The traditional image of the beauty or bijin-zu or
bijin-ga as we say in Japanese, was something that become very popular from
about the 17th century into the 18th century,
was successful, commercially, we see hundreds and
hundreds of images of imagined beauties in ukiyo-e or floating art,
floating world art in the 18th and 19th century.
We see that the production of images of beauties doesn't stop right at the end
of the Edo period, but is carried on into the modern era,
into the 1870s, into the 1880s, but is not a static form.
We see the image of women, young women,
appearing in various new style of expression.
For example, the newer forms of fiction,
which we see emerging in the 1880s and the 1890s.
The image that I want to introduce today in our lesson is from a collection
of ghost stories, the Demonic Tales from a Nocturnal Window,
which was written and published, the first edition of it, in 1889.
It was written by a man named Ishikawa Kōsai, who was a a Sinitic scholar and
literary person active in Tokyo in the Meiji era,
and it was written entirely in classical Chinese.
When we translate it into modern Japanese or English, it reads like a modern novel.
But in fact, the whole text was written in classical Chinese.
Lafcadio Hearn, by the way who was living in Japan at the time, was an avid reader.
He really, really liked this story a lot, and
used some of the short stories in it to translate and
to re-adapt into English in his famous Kuaidan, or Ghost Stories, book.
But anyway, the image that we have right here is
the illustration of a short story, which was titled Beauty in the Painting.

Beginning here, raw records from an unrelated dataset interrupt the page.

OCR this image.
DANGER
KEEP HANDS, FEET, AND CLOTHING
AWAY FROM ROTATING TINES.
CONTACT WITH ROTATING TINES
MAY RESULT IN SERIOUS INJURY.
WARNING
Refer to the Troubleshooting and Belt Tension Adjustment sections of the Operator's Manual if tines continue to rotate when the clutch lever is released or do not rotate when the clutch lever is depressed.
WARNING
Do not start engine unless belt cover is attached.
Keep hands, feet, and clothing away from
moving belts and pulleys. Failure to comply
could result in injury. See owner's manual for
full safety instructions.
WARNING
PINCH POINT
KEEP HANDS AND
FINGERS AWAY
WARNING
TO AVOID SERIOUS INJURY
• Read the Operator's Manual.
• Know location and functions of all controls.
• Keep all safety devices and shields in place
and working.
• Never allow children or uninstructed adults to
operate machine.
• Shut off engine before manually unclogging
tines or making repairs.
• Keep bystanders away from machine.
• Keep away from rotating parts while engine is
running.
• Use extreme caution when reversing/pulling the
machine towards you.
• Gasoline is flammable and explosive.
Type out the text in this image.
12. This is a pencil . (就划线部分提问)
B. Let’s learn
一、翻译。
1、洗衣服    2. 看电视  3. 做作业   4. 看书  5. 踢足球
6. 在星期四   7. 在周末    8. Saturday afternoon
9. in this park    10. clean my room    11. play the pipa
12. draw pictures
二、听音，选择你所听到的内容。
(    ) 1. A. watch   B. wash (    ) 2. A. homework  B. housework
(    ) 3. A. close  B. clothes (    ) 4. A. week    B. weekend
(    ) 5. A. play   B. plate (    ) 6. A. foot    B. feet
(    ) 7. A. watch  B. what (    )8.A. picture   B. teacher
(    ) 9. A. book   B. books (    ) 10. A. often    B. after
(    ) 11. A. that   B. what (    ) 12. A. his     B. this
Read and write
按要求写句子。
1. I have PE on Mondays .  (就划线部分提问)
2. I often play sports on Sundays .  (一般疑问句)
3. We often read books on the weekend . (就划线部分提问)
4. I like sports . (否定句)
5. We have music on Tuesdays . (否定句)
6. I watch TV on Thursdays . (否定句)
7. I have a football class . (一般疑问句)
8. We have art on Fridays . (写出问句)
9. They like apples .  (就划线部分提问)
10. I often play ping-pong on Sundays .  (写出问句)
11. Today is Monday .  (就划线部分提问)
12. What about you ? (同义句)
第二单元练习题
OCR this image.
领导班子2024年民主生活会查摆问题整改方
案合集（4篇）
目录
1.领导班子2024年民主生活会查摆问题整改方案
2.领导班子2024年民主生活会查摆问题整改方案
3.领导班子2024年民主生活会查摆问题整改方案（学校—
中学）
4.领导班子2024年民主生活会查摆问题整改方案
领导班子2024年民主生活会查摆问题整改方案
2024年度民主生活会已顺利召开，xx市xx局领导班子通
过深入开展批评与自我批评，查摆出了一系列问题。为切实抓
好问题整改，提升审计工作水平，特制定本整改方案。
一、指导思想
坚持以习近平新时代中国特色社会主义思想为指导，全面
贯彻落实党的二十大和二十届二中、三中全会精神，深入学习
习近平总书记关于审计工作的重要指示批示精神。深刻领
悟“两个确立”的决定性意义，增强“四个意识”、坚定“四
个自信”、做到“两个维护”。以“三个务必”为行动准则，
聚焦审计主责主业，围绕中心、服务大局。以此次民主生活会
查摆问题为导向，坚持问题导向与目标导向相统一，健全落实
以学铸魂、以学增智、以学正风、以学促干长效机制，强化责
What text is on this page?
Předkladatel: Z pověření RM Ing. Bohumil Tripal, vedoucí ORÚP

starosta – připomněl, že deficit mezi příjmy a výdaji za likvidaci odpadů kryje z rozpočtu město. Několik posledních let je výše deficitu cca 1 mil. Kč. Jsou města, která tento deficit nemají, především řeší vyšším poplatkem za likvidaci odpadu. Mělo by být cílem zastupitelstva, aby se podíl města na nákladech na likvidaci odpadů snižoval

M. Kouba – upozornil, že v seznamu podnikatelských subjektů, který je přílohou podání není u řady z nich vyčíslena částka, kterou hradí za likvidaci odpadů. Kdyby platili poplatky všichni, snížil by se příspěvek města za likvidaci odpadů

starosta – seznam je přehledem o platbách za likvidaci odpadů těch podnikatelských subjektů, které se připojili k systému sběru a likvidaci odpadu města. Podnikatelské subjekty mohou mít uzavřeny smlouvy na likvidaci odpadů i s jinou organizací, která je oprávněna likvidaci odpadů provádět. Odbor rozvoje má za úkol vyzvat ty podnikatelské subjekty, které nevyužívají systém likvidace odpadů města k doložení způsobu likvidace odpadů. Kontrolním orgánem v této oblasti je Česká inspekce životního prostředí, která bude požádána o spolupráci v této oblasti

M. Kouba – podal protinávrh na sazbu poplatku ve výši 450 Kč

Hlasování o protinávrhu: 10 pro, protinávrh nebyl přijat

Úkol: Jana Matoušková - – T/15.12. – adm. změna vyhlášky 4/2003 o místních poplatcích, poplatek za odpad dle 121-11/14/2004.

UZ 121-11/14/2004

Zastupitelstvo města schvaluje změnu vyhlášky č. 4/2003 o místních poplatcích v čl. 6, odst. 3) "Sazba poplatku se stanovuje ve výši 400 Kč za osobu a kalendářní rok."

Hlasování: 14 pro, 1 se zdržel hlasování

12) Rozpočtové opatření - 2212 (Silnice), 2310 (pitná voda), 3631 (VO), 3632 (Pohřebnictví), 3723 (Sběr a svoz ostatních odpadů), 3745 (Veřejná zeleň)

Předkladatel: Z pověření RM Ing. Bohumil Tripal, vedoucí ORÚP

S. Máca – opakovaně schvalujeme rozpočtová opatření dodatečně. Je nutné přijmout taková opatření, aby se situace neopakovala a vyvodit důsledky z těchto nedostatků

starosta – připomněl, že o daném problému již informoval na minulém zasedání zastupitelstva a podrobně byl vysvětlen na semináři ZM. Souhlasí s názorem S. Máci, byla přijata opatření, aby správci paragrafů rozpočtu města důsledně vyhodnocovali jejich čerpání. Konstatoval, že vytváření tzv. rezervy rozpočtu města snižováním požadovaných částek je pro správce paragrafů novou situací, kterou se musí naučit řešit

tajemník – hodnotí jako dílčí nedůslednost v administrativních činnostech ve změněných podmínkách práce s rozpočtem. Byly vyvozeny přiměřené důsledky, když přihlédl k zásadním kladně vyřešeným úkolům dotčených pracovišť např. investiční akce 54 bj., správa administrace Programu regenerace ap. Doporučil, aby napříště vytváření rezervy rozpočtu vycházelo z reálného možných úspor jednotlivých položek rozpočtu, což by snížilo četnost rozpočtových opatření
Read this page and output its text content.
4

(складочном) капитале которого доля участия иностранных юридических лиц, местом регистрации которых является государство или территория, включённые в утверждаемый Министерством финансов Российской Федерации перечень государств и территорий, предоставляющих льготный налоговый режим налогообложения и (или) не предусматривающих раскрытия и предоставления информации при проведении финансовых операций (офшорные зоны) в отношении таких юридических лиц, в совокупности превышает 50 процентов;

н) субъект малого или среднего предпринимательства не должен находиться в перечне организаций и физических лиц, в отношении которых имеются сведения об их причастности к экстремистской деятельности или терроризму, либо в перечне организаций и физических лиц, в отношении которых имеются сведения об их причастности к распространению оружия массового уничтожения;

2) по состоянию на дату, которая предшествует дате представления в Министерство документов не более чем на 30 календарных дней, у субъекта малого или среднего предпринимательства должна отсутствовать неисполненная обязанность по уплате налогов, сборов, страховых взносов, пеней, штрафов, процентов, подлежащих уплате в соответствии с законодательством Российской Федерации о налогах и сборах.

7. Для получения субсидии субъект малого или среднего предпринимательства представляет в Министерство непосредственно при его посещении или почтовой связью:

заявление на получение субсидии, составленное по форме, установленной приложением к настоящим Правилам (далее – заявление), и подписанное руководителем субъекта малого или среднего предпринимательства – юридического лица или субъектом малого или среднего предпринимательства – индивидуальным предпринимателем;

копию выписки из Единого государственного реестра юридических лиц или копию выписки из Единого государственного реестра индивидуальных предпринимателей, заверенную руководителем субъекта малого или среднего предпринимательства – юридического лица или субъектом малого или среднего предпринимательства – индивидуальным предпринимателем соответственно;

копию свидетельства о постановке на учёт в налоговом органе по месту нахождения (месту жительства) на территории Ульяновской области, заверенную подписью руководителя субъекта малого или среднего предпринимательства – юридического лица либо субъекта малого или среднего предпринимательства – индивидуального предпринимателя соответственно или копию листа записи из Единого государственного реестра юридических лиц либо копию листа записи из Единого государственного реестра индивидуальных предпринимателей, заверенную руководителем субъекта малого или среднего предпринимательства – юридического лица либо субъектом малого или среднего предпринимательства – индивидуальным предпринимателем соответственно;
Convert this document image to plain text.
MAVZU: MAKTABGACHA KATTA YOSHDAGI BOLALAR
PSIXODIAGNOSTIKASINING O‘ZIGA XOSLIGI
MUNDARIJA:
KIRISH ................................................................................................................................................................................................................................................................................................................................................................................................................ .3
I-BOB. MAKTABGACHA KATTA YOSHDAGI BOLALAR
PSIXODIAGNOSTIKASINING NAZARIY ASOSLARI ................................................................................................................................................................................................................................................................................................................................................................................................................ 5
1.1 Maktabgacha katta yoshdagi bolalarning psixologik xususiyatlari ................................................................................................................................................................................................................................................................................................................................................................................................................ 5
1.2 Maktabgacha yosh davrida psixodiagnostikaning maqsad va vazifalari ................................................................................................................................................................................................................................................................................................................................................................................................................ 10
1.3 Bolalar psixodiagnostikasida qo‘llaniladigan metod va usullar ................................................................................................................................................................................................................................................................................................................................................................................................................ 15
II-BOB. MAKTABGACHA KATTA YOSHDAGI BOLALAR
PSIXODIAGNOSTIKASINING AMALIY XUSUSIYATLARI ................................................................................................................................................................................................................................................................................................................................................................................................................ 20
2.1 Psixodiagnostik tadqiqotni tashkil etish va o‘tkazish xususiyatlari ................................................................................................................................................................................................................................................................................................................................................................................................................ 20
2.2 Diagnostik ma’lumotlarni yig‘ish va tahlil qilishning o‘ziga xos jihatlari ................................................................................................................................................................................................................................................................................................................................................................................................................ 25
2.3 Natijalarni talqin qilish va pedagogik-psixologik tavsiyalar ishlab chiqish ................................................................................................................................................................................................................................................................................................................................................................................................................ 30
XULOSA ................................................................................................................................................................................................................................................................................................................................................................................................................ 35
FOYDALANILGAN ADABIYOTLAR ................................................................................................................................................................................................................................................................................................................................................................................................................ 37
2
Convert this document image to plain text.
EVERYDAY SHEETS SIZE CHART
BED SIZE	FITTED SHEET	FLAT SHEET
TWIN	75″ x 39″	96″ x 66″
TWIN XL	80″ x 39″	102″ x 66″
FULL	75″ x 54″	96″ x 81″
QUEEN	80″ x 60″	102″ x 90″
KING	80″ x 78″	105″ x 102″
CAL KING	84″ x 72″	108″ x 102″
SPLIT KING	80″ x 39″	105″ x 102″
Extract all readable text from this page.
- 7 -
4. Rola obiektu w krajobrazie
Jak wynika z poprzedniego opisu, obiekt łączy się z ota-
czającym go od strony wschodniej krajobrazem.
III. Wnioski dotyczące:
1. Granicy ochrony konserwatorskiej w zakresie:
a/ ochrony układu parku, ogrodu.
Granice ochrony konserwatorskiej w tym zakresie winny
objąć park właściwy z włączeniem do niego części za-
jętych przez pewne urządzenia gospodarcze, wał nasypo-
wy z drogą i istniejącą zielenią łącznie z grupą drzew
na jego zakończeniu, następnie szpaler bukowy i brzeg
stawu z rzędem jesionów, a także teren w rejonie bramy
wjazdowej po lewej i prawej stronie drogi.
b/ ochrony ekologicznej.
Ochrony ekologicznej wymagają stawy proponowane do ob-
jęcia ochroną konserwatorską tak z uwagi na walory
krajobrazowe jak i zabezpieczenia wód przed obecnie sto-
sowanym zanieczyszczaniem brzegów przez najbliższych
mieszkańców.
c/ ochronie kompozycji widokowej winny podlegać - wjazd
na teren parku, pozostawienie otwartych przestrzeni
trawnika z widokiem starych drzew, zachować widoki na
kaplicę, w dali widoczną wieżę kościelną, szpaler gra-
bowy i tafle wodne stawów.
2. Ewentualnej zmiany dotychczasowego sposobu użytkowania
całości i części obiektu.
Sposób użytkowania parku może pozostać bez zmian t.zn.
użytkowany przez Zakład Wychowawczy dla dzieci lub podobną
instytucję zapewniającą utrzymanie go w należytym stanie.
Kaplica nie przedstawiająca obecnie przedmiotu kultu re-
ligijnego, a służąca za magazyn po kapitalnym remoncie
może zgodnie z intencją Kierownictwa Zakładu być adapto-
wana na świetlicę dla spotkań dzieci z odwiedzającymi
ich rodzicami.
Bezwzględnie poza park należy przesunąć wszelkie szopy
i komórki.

We can see the title here right above me right here.
It says ga-bijin which means "painting beauty," It's kind of hard to translate it.
It's sort of a term on its own.
It refers to beautiful women as paintings.
In other words, beauties who never existed but exist as paintings.
I translate it here as beauty in the painting.
We can see a hanging scroll in this very, very sort of old-style Japanese room.
We know that it's old style because the young man who's sitting here
leaning against his desk has an old sort of feudal-style
sort of hairdo, so we know that it's from the Edo period.
Anyway, he has a tokonoma area here in the room
in order to display flowers and beautiful pottery and also hanging scrolls.
And he has one scroll that's hanging there and it's white.
There's nothing written on it at all.
We can see that this is a sort of smoky tale here.
Excuse me, there's a smoky trail here.
And it leads into the sort of full blown picture of this woman, who is descending,
literally, from the scroll into the room.
We can see that she's moving out of the tokonoma towards him, and
he's kind of taken aback, and sort of moving back here.
This is one of the scenes from the story.
So let me give you a summary of this story itself.
This young man lives in a manor in Edo.
This is towards the end of the Edo period, perhaps in the 1830s or the 1840s.
He's recovering from an illness.
He's very, very, bookish, so he's happy to be at home.
And during his recovery, an uncle of his, who is a samurai for
the bakufu government, traveled west to Nagasaki.
And when he came back from business, he brought,
as a souvenir from Nagasaki, a painting, a hanging scroll which he had bought there.
Of course, Nagasaki was, in the Edo period,
the single open port to trade with China.
And there are a lot of things that you could buy in Nagasaki,
which had just come off the ship, literally, from China.
So he bought this scroll, hanging scroll, in which was depicted a very, very,
beautiful young woman.
He thought that his nephew, who was not feeling well, would really enjoy it.
And it might, sort of encourage him, to get up,
and walk around, and recover more quickly.
So anyway, he's given this lovely scroll by his uncle, and he hangs it in his room.
And as he's reading, he sort of wanders off in his thoughts and he dozes,
he sort of has a daydream.
Right before he has his daydream, though,
he writes a poem, a quatrain, in classical Chinese,
as he's looking at the portrait, he finds a fascinating, very,
very attractive, very, very beautiful woman.
He's attracted to her, and he writes a poem, which, he says,
is to be inscribed on the painting.
In other words, he dedicates his words to
the woman who's portrayed in the picture itself.
As we've seen before, these images of young women and
young men who write poems dedicated to them, but one step further,
were conceived to be inscribed onto the so-called body of the painting themselves.
These were very, very popular, very common on this period,
so he's writing this quatrain there, so dedicating and
devoting it to this beauty whom he knows he will never meet.